Fresh Pasta

Makes 4 servings

2 ½ cups flour
4 large eggs, at room temperature
1 tsp olive oil
½ tsp salt

Long, straight rolling pin
Large wooden cutting board

Making the Dough
Sift 2 cups flour and the salt into a large bowl. Make a well in the center. Break the eggs in a small bowl. Add the olive oil and mix with a fork. Pour the eggs into the well. Using the fork, stir around the edges of the well to incorporate the flour slowly into the eggs.
After the eggs are all absorbed, turn the dough onto the wooden cutting board. It will not hold together at this point.
Fold the dough until you form a ball. Incorporate most or all of the flour. If it is very sticky, sprinkle some flour on the ball. Push the dough away from you with the heel of your hand, fold it over, and give it a quarter turn. Repeat for about 5-8 minutes. The dough will stretch and at a certain point, it will “seize” and feel stiff. When it does, roll it into a ball.

Wrap the ball in plastic and put into the refrigerator to rest for at least an hour.

Rolling the Dough
Remove the dough from the fridge and cut it into four sections. Roll the first section into a ball. Cover the rest. Sprinkle some flour on the cutting board and put the ball in the center. Flatten it into a pancake with the rolling pin. Starting from the center of the ball, roll in each direction to keep the mass generally round. If you can’t keep it round, try for a rectangular shape. Sprinkle a little flour on the dough and the board as needed to keep the dough soft and not sticky.

Turn the dough over and keep rolling. Work quickly to keep the dough from drying out and cracking. As the dough thins, you’ll want to try to push the dough away from you, stretching it rather than pressing straight down. At the edge, give the dough an extra push to thin it.

The dough is ready when it is thin enough for you to see the printing on a piece of newspaper slid under the dough. Usually the dough will be dry enough to cut. If it isn’t, put it on some paper towels or a kitchen towel to dry slightly.

Cutting the Dough
Fold the dough like a letter—fold the bottom third up and the top third down over it.
Use a sharp kitchen knife to cut one end of the folded dough to make a straight edge. Using your knuckle as a guide, cut the dough into ¼” strips.

When you are done, unroll the dough. I have found it easy to slip the knife under the upper fold of a section of the roll and lift the pasta. Hold the pasta against the knife with one hand and shake to unroll it.

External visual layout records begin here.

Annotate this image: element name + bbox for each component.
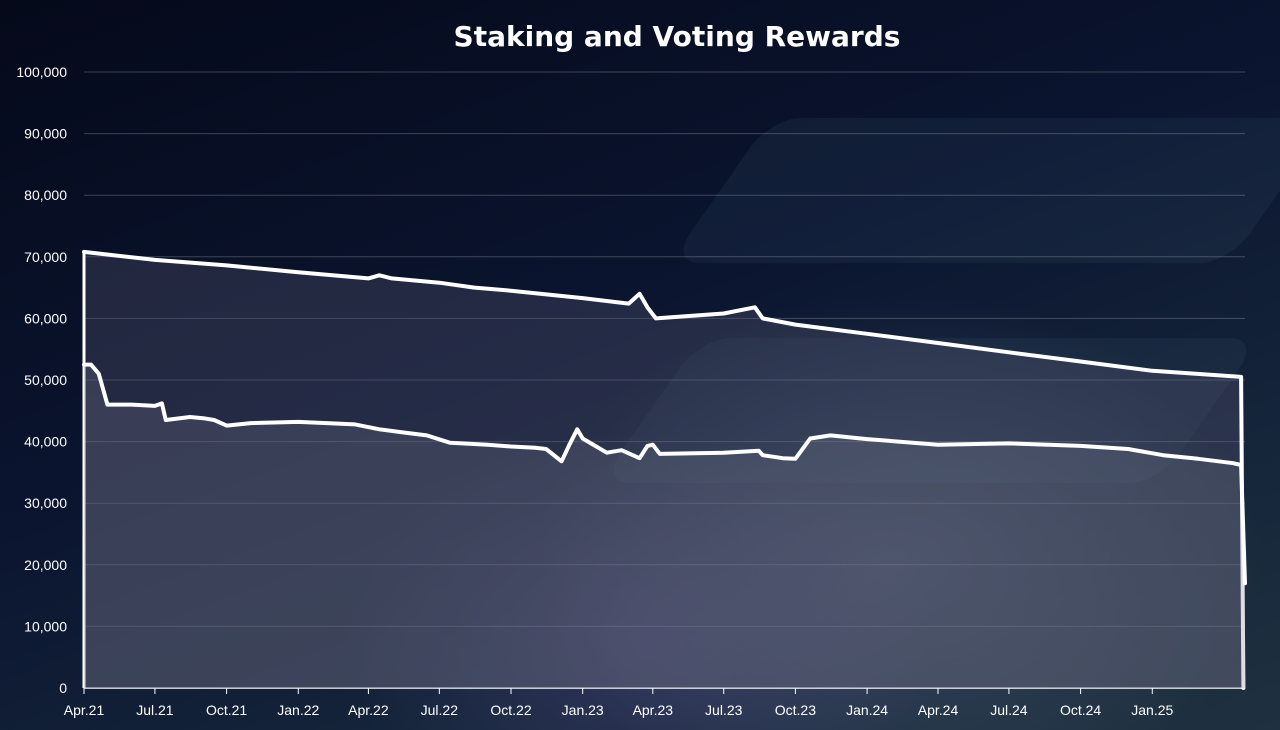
y-tick-label: 90,000 <box>24 126 67 142</box>
y-tick-label: 0 <box>59 680 67 696</box>
x-tick-label: Oct.21 <box>206 702 247 718</box>
x-tick-label: Oct.22 <box>490 702 531 718</box>
x-tick-label: Apr.24 <box>918 702 959 718</box>
x-tick-label: Oct.23 <box>775 702 816 718</box>
y-tick-label: 100,000 <box>16 64 67 80</box>
x-tick-label: Jan.25 <box>1131 702 1173 718</box>
chart-title: Staking and Voting Rewards <box>454 20 901 53</box>
x-tick-label: Apr.23 <box>633 702 674 718</box>
y-tick-label: 10,000 <box>24 618 67 634</box>
x-tick-label: Jul.22 <box>421 702 459 718</box>
x-tick-label: Jan.23 <box>562 702 604 718</box>
x-tick-label: Apr.22 <box>348 702 389 718</box>
y-tick-label: 80,000 <box>24 187 67 203</box>
x-tick-label: Oct.24 <box>1060 702 1101 718</box>
y-tick-label: 70,000 <box>24 249 67 265</box>
x-tick-label: Jul.21 <box>136 702 174 718</box>
y-tick-label: 40,000 <box>24 434 67 450</box>
y-tick-label: 30,000 <box>24 495 67 511</box>
x-tick-label: Jan.24 <box>846 702 888 718</box>
x-tick-label: Jul.23 <box>705 702 743 718</box>
y-tick-label: 50,000 <box>24 372 67 388</box>
x-axis: Apr.21 Jul.21 Oct.21 Jan.22 Apr.22 Jul.22 Oct.… <box>64 687 1245 718</box>
x-tick-label: Jul.24 <box>990 702 1028 718</box>
y-tick-label: 60,000 <box>24 310 67 326</box>
x-tick-label: Apr.21 <box>64 702 105 718</box>
y-axis: 0 10,000 20,000 30,000 40,000 50,000 60,000 70,… <box>16 64 67 696</box>
series-area-1 <box>84 251 1244 688</box>
series-group <box>82 249 1247 690</box>
series-line-2 <box>82 362 1247 586</box>
x-tick-label: Jan.22 <box>277 702 319 718</box>
series-line-1 <box>82 249 1246 690</box>
y-tick-label: 20,000 <box>24 557 67 573</box>
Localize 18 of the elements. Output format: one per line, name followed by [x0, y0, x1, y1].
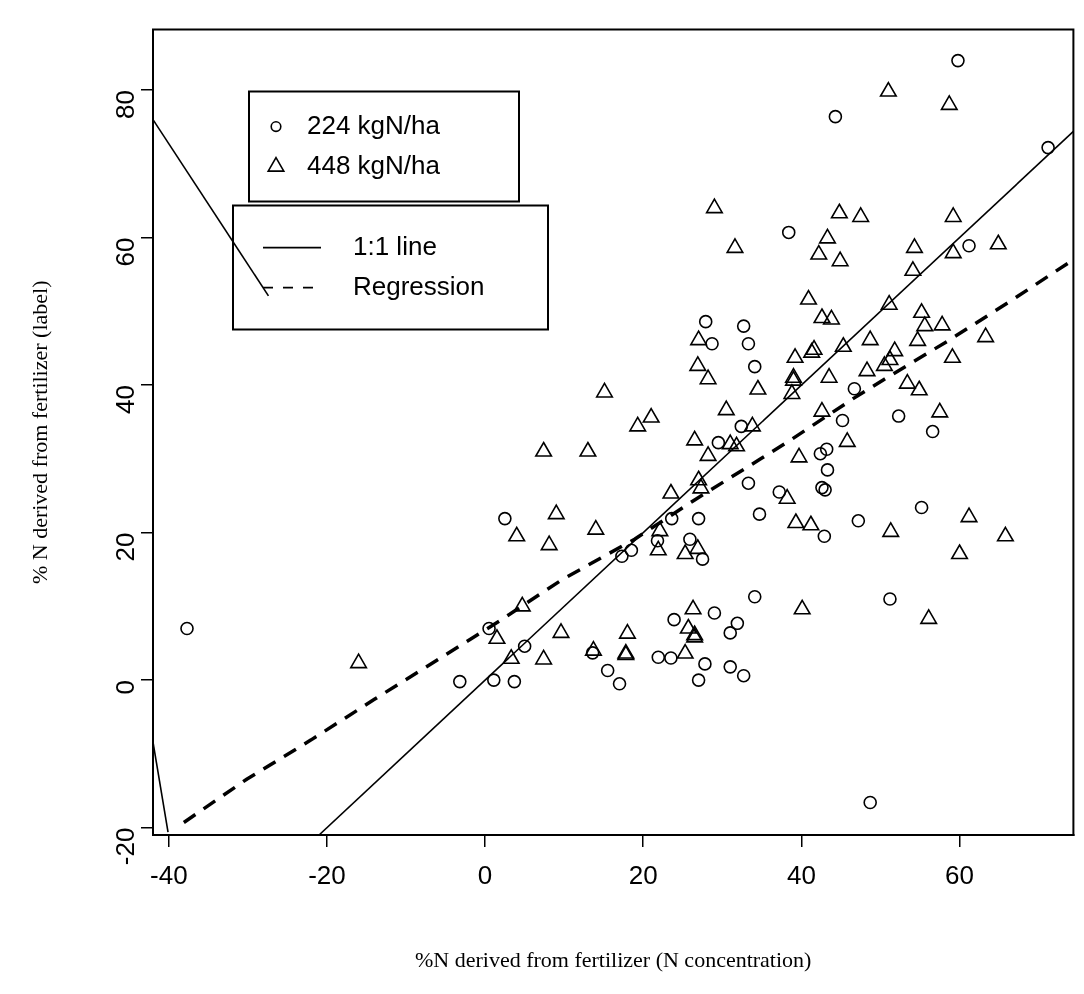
y-axis-title: % N derived from fertilizer (label)	[26, 280, 52, 585]
y-tick-label: 20	[110, 532, 141, 562]
legend-label: Regression	[353, 270, 485, 301]
y-tick-label: 60	[110, 237, 141, 267]
legend-label: 448 kgN/ha	[307, 149, 441, 180]
x-tick-label: -20	[308, 859, 346, 890]
y-tick-label: -20	[110, 827, 141, 866]
x-tick-label: 0	[477, 859, 493, 890]
x-tick-label: 40	[786, 859, 816, 890]
y-tick-label: 80	[110, 90, 141, 119]
legend-label: 224 kgN/ha	[307, 109, 441, 140]
x-tick-label: 20	[628, 859, 658, 890]
legend-label: 1:1 line	[353, 230, 437, 261]
x-tick-label: 60	[945, 859, 974, 890]
x-tick-label: -40	[150, 859, 188, 890]
y-tick-label: 0	[110, 680, 141, 695]
x-axis-title: %N derived from fertilizer (N concentration)	[414, 946, 812, 972]
y-tick-label: 40	[110, 385, 141, 415]
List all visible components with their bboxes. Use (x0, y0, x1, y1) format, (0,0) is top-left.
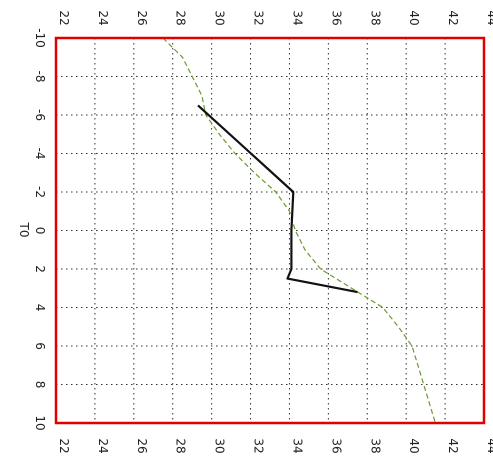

Wrap the dough into a nest shape and set it off to one side. Roll and cut the remaining dough.

When the pasta is cut, you can cook it immediately or cover it with wax paper and let it sit on your counter for several hours. The extra small pieces can be cut into rough shapes and added to a soup. I freeze several batches until I have enough.

Cooking the Pasta
Fill a large pot ¾ full of water. Add a TBS of salt and cover. Bring to a rolling boil. (I often do this while I am making the pasta, then turn the heat off. The water stays pretty hot and can be brought to a rolling boil in a short time when you need it.) Add the pasta. Cover and let come to a boil. (The water will boil over if you do not keep checking it.) Uncover as soon as it is boiling and stir. The cookbooks say it is done 1 minute after the water returns to a rolling boil. I have found that it takes as long as 4 minutes to get the pasta cooked. It should be chewy, but cooked all the way through. Keep stirring and tasting until it is as done as you like.

Put some sauce into a large bowl. Add the drained pasta and mix slightly. Add more sauce and mix again. Serve the pasta with a good homemade tomato sauce, a Bolognese Sauce, or a creamy Alfredo Sauce.